決算書をどう見ますか?その4

若手の融資担当者のみなさん、頑張ってください。

1.経常運転資金
研修や財務分析のテキストなどで運転資金を月商比の回転期間の差で説明されていると思います。

資金が必要なのは収支ズレが理由、支払が先で回収が後、売掛金が回収されると収支ズレが収束するので、例えば材料を仕入れる為に資金が必要でその為に借入、材料を加工して販売し、売掛金が回収されたらその資金で返済する、でも次の仕入がまた必要なのでまた借入をして材料を仕入れ、といった具合に同じパターンを繰り返すので借りっぱなしになる。

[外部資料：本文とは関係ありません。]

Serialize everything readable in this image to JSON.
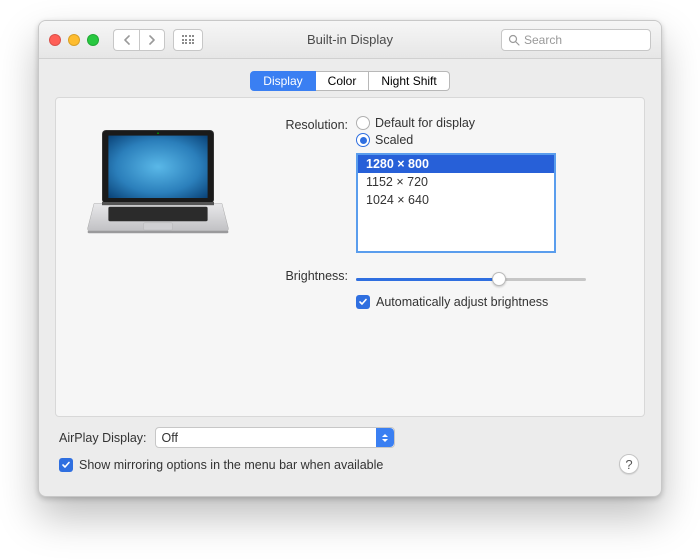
{
  "window": {
    "title": "Built-in Display",
    "search_placeholder": "Search"
  },
  "tabs": [
    {
      "label": "Display",
      "active": true
    },
    {
      "label": "Color",
      "active": false
    },
    {
      "label": "Night Shift",
      "active": false
    }
  ],
  "resolution": {
    "label": "Resolution:",
    "options": {
      "default": "Default for display",
      "scaled": "Scaled"
    },
    "selected": "scaled",
    "list": [
      {
        "value": "1280 × 800",
        "selected": true
      },
      {
        "value": "1152 × 720",
        "selected": false
      },
      {
        "value": "1024 × 640",
        "selected": false
      }
    ]
  },
  "brightness": {
    "label": "Brightness:",
    "value": 62,
    "auto_label": "Automatically adjust brightness",
    "auto_checked": true
  },
  "airplay": {
    "label": "AirPlay Display:",
    "value": "Off"
  },
  "mirroring": {
    "label": "Show mirroring options in the menu bar when available",
    "checked": true
  },
  "help": "?"
}
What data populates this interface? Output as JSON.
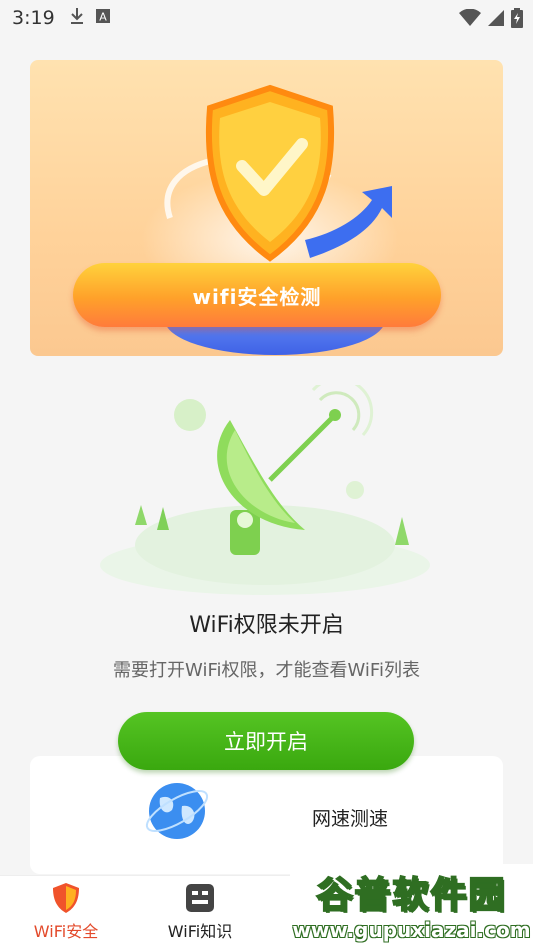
{
  "status_bar": {
    "time": "3:19",
    "icons": [
      "download-icon",
      "a-icon",
      "wifi-icon",
      "signal-icon",
      "battery-icon"
    ]
  },
  "hero": {
    "button_label": "wifi安全检测",
    "accent_colors": [
      "#ffd23c",
      "#ff7b3b"
    ]
  },
  "permission": {
    "title": "WiFi权限未开启",
    "description": "需要打开WiFi权限，才能查看WiFi列表",
    "open_button": "立即开启"
  },
  "speed_card": {
    "label": "网速测速"
  },
  "bottom_nav": {
    "items": [
      {
        "label": "WiFi安全",
        "icon": "shield-icon",
        "active": true
      },
      {
        "label": "WiFi知识",
        "icon": "document-icon",
        "active": false
      }
    ]
  },
  "watermark": {
    "main": "谷普软件园",
    "sub": "www.gupuxiazai.com"
  },
  "colors": {
    "accent_green": "#46b619",
    "accent_orange": "#ff9a2b",
    "active_nav": "#e34a2b"
  }
}
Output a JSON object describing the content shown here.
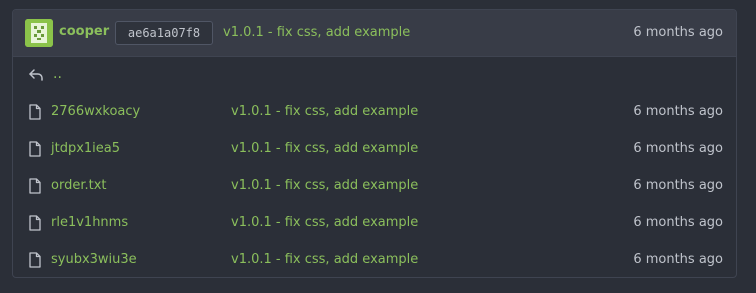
{
  "latest_commit": {
    "author": "cooper",
    "sha": "ae6a1a07f8",
    "message": "v1.0.1 - fix css, add example",
    "time": "6 months ago"
  },
  "parent_dir": {
    "label": "..",
    "icon": "back-arrow-icon"
  },
  "files": [
    {
      "name": "2766wxkoacy",
      "commit": "v1.0.1 - fix css, add example",
      "time": "6 months ago",
      "icon": "file-icon"
    },
    {
      "name": "jtdpx1iea5",
      "commit": "v1.0.1 - fix css, add example",
      "time": "6 months ago",
      "icon": "file-icon"
    },
    {
      "name": "order.txt",
      "commit": "v1.0.1 - fix css, add example",
      "time": "6 months ago",
      "icon": "file-icon"
    },
    {
      "name": "rle1v1hnms",
      "commit": "v1.0.1 - fix css, add example",
      "time": "6 months ago",
      "icon": "file-icon"
    },
    {
      "name": "syubx3wiu3e",
      "commit": "v1.0.1 - fix css, add example",
      "time": "6 months ago",
      "icon": "file-icon"
    }
  ],
  "colors": {
    "link": "#8bbf5c",
    "background": "#2b2f38",
    "header_background": "#383c47",
    "avatar": "#8bc34a"
  }
}
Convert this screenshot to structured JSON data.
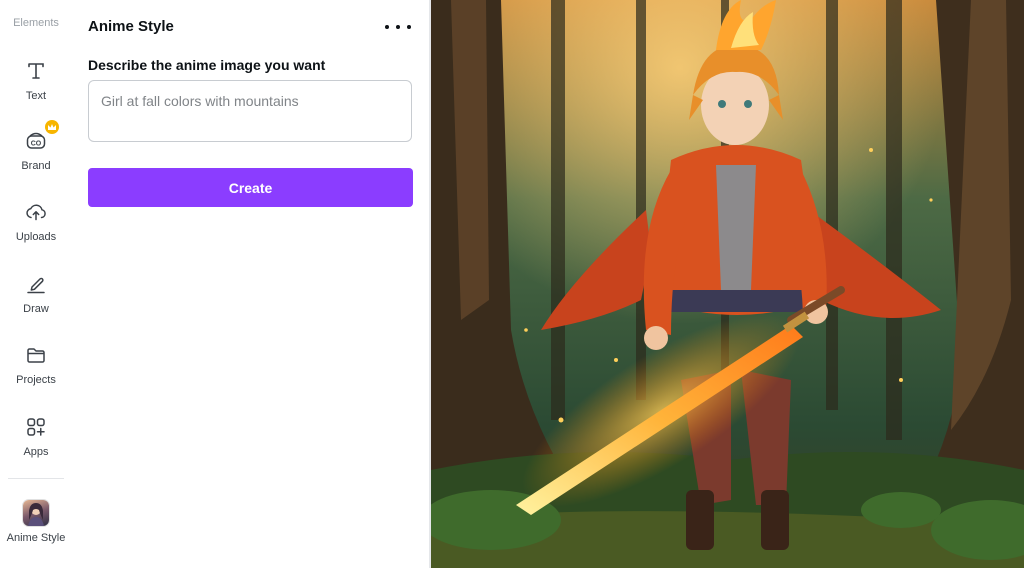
{
  "rail": {
    "top_label": "Elements",
    "items": [
      {
        "label": "Text",
        "icon": "text-icon"
      },
      {
        "label": "Brand",
        "icon": "brand-icon",
        "badge": "crown-icon"
      },
      {
        "label": "Uploads",
        "icon": "upload-cloud-icon"
      },
      {
        "label": "Draw",
        "icon": "pen-icon"
      },
      {
        "label": "Projects",
        "icon": "folder-icon"
      },
      {
        "label": "Apps",
        "icon": "apps-grid-icon"
      },
      {
        "label": "Anime Style",
        "icon": "anime-style-app-thumbnail"
      }
    ]
  },
  "panel": {
    "title": "Anime Style",
    "prompt_label": "Describe the anime image you want",
    "prompt_placeholder": "Girl at fall colors with mountains",
    "prompt_value": "",
    "create_label": "Create"
  },
  "canvas": {
    "image": "anime-boy-flaming-sword-forest",
    "colors": {
      "accent": "#8b3dff",
      "crown": "#f7b500"
    }
  }
}
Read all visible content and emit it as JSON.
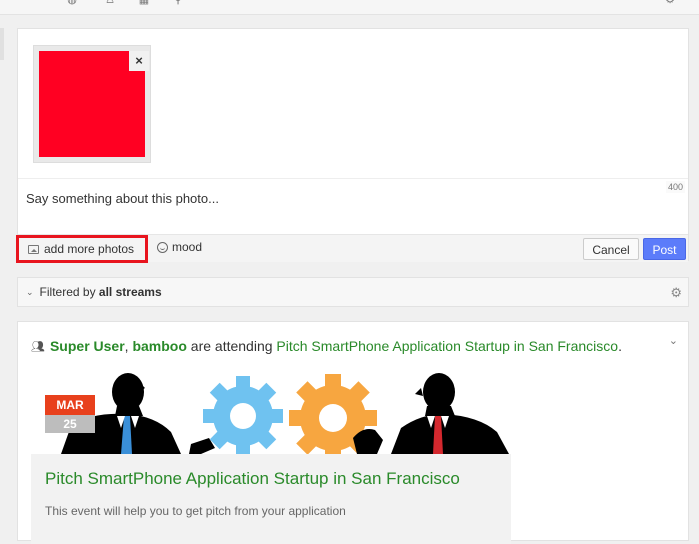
{
  "toolbar_top": {
    "icons": [
      "globe-icon",
      "person-icon",
      "calendar-icon",
      "search-icon",
      "settings-icon"
    ]
  },
  "composer": {
    "photo_color": "#ff0022",
    "remove_label": "×",
    "char_count": "400",
    "text": "Say something about this photo...",
    "add_photos_label": "add more photos",
    "mood_label": "mood",
    "cancel_label": "Cancel",
    "post_label": "Post",
    "accent_color": "#5c7cfa",
    "highlight_color": "#e8141e"
  },
  "filter": {
    "prefix": "Filtered by",
    "value": "all streams"
  },
  "activity": {
    "user1": "Super User",
    "separator": ",",
    "user2": "bamboo",
    "verb": "are attending",
    "event_link": "Pitch SmartPhone Application Startup in San Francisco",
    "period": ".",
    "date_month": "MAR",
    "date_day": "25",
    "event_title": "Pitch SmartPhone Application Startup in San Francisco",
    "event_desc": "This event will help you to get pitch from your application",
    "link_color": "#2a8a2a"
  }
}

これが経常運転資金って話ですね。

ここで整理したいのは
・収支ズレが要資事情なので、所謂つなぎ資金も本質は同じ、運転資金とつなぎ資金は要資事情と言う点では同じ。
・ごく短期で収束するつなぎ資金は、月中で収束する場合は回転期間分析の運転資金分析ではわからないこと。
・月を跨いで収束するつなぎ資金はいつも資金が必要な様に見えること
・収支ズレが要資事情なので、返済原資は営業収入であること。儲けの部分の営業利益は他に資金の行き先が無ければ現預金に貯まるはず。
・実際は営業利益から、人件費他の費用を支払うので、売掛金回収金額全額を返済原資とする借入申出はおかしいこと。費用が支払できないことを表しているので、赤字資金の借り入れ申込みの可能性がある。
・収支ズレはごく短期の場合もあれば、例えば味噌メーカーの様に大豆買い付けから製品販売代金回収まで半年以上あるもの、製品開発資金の様に1年以上掛かるものまでさまざまであること。
・繰り返しになりますが、月商回転期間で説明される所謂経常運転資金の返済原資は利益ではないので、売上が全く変わらなければ極端に言えば返済して頂く必要はないこと。その意味で、月商回転期間での運転資金分析は厳密に言えば売掛金回収金には利益が混じっているので正確な分析ではないこと。

以上の点を考えれば、決算書の分析では足りず、月次の資金繰り表、場合によっては週次、日次の資金繰表の実績と予測の分析が必要です。

2.長期運転資金
以上の基本的な理解からすると、頻繁な借入稟議の起案は繁忙なので運転資金の稟議は1年毎にすることが多く、決算書を頂いたタイミングで起案することが多いと思いますが、これを踏み越えて、長期運転資金との名目で長期の借入の稟議を起案することがあると思います。

でもこれは本来の運転資金の捉え方からすれば変、と言うことになります。運転資金は毎月のパターンが変わらない企業であれば短期資金の同額支援が基本で、長期運転資金というネーミングは変なのです。

ただ、この長期運転資金にも意味はあります。それは約定返済が通常約定されているからです。
利益での返済を前提にしていない運転資金を約定返済付の資金で支援すると、当然返済分だけ資金が足りなくなってしまうので、極端な話、放っておいてもお客さまから新規支援の申し込みがありますし、何時ごろ資金が乏しくなってくるか事前に概ねわかることになります。
したがって、こちらから事前に「そろそろお借入のタイミングですね」とお客様に言えれば、先方は「当社ことがよくわかっているね」との感想をもって頂くことになりますし、逆にトンチンカンなタイミングで貸金を売り込んでも、何にもわかっていないね、ということになるわけです。
また、借入申出があれば、お客様の現状、業績など新しい情報を得ることができます。
また、何も申出がないと、他行にやられたか、或いは減収により運転資金がいらなくなっている、収支ズレが小さくなっているという可能性があります。

またダラダラ長くなって来ましたのでここら辺で一旦終わります。
次は、八百屋さんの財務分析について書こうと思います。